Добавить в цитаты Настройки чтения

Страница 20 из 35

— Он опозорил меня, опозорил королевство, — возразил король, — что же, мне за это по головке его погладить?

Мацько умолк, потому что при воспоминании о Збышке горло сжалось у него внезапно от жалости, и лишь спустя некоторое время он заговорил всё ещё взволнованным, прерывистым голосом:

— Только теперь, когда пришла беда, понял я, как люблю его. Стар я, а он у нас последний в роду. Не станет его, не станет и нас. Милостивейший король и государь, пожалей ты род наш!

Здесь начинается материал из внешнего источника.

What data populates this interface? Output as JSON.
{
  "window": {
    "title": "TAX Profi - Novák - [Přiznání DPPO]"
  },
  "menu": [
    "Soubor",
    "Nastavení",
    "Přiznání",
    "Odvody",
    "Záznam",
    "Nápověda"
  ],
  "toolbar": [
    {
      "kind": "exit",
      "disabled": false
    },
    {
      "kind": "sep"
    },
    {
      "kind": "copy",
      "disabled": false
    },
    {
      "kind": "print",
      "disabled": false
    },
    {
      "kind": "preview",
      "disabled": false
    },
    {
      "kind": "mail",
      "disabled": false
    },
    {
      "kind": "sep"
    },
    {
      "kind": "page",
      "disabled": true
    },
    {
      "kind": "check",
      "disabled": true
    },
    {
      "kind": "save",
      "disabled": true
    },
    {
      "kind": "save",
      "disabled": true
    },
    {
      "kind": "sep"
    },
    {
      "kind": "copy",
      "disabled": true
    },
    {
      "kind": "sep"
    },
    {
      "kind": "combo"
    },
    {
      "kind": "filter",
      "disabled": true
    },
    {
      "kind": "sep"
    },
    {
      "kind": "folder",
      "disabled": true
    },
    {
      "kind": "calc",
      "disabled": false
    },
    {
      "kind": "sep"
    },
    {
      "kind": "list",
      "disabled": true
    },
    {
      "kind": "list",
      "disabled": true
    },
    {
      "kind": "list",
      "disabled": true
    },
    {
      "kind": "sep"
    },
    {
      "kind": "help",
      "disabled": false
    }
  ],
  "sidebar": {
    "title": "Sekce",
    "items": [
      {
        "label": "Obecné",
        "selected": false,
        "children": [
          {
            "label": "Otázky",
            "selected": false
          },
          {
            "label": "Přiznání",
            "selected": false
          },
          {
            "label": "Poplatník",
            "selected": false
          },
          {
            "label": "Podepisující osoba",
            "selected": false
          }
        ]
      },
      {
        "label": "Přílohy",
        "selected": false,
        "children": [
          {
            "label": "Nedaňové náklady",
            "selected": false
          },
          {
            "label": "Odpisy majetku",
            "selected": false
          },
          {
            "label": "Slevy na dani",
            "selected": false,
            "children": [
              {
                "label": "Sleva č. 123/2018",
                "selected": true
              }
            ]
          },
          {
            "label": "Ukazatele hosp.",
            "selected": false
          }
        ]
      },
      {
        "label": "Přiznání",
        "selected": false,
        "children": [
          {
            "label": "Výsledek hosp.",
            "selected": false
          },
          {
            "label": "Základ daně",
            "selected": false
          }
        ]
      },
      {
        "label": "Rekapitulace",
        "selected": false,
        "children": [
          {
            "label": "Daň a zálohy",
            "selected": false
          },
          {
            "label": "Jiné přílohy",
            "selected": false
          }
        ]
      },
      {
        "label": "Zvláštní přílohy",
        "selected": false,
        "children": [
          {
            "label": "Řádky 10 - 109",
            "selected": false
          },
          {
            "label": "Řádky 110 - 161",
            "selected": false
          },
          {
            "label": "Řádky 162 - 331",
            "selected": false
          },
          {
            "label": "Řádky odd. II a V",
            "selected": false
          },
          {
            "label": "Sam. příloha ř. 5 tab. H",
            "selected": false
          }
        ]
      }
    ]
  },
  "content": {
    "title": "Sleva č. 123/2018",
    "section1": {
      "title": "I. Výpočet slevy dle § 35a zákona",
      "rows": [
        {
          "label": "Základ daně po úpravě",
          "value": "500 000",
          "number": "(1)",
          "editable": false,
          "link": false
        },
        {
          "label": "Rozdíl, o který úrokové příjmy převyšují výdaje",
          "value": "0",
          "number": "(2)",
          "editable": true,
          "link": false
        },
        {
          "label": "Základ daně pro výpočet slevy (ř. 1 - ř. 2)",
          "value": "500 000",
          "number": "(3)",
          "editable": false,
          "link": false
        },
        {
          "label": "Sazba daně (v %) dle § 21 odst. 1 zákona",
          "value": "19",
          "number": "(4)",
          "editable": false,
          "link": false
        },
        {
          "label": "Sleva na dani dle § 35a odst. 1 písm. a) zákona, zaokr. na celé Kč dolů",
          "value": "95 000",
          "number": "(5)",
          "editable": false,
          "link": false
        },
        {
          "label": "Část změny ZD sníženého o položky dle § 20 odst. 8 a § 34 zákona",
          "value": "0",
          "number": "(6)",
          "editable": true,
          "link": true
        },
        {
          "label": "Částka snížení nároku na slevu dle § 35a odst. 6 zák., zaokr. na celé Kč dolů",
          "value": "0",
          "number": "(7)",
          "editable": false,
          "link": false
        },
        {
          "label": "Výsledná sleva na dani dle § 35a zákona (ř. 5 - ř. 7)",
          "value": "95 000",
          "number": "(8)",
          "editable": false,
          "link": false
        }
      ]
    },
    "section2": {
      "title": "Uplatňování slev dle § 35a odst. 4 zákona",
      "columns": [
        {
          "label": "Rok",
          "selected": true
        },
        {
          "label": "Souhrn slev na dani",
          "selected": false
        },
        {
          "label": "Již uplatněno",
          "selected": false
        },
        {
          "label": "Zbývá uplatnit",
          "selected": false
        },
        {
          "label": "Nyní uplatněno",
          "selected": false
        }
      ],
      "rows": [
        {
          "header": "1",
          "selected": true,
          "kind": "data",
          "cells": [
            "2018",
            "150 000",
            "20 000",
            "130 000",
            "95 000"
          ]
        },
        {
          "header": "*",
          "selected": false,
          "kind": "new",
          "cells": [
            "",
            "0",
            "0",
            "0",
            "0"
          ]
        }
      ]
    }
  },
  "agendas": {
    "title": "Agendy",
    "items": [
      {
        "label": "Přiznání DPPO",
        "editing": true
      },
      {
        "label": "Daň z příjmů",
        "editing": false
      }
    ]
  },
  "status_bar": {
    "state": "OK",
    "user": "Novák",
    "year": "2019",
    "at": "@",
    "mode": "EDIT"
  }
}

Тут Мацько снова упал на колени и, протянув свои натруженные на войнах руки, продолжал со слезами:

— Мы защищали Вильно, Бог послал нам богатую добычу, — кому я её оставлю? Крестоносец требует отплаты, государь, пусть будет по его, но позвольте мне положить голову на плаху. Что мне жизнь без Збышка? Он молод, пусть выкупит землю, детей народит, как заповедал человеку Бог. Крестоносец не спросит, чья голова слетела с плеч, лишь бы слетела. И позор от этого не падет на род. Тяжело идти на смерть, но как пораздумаешь, так лучше смерть принять, чем дать погибнуть роду…

С этими словами он обнял ноги короля; тот заморгал глазами, что было у него признаком волнения, и наконец сказал:

— Не бывать тому, чтобы я опоясанному рыцарю повелел безвинно голову рубить! Не бывать, не бывать!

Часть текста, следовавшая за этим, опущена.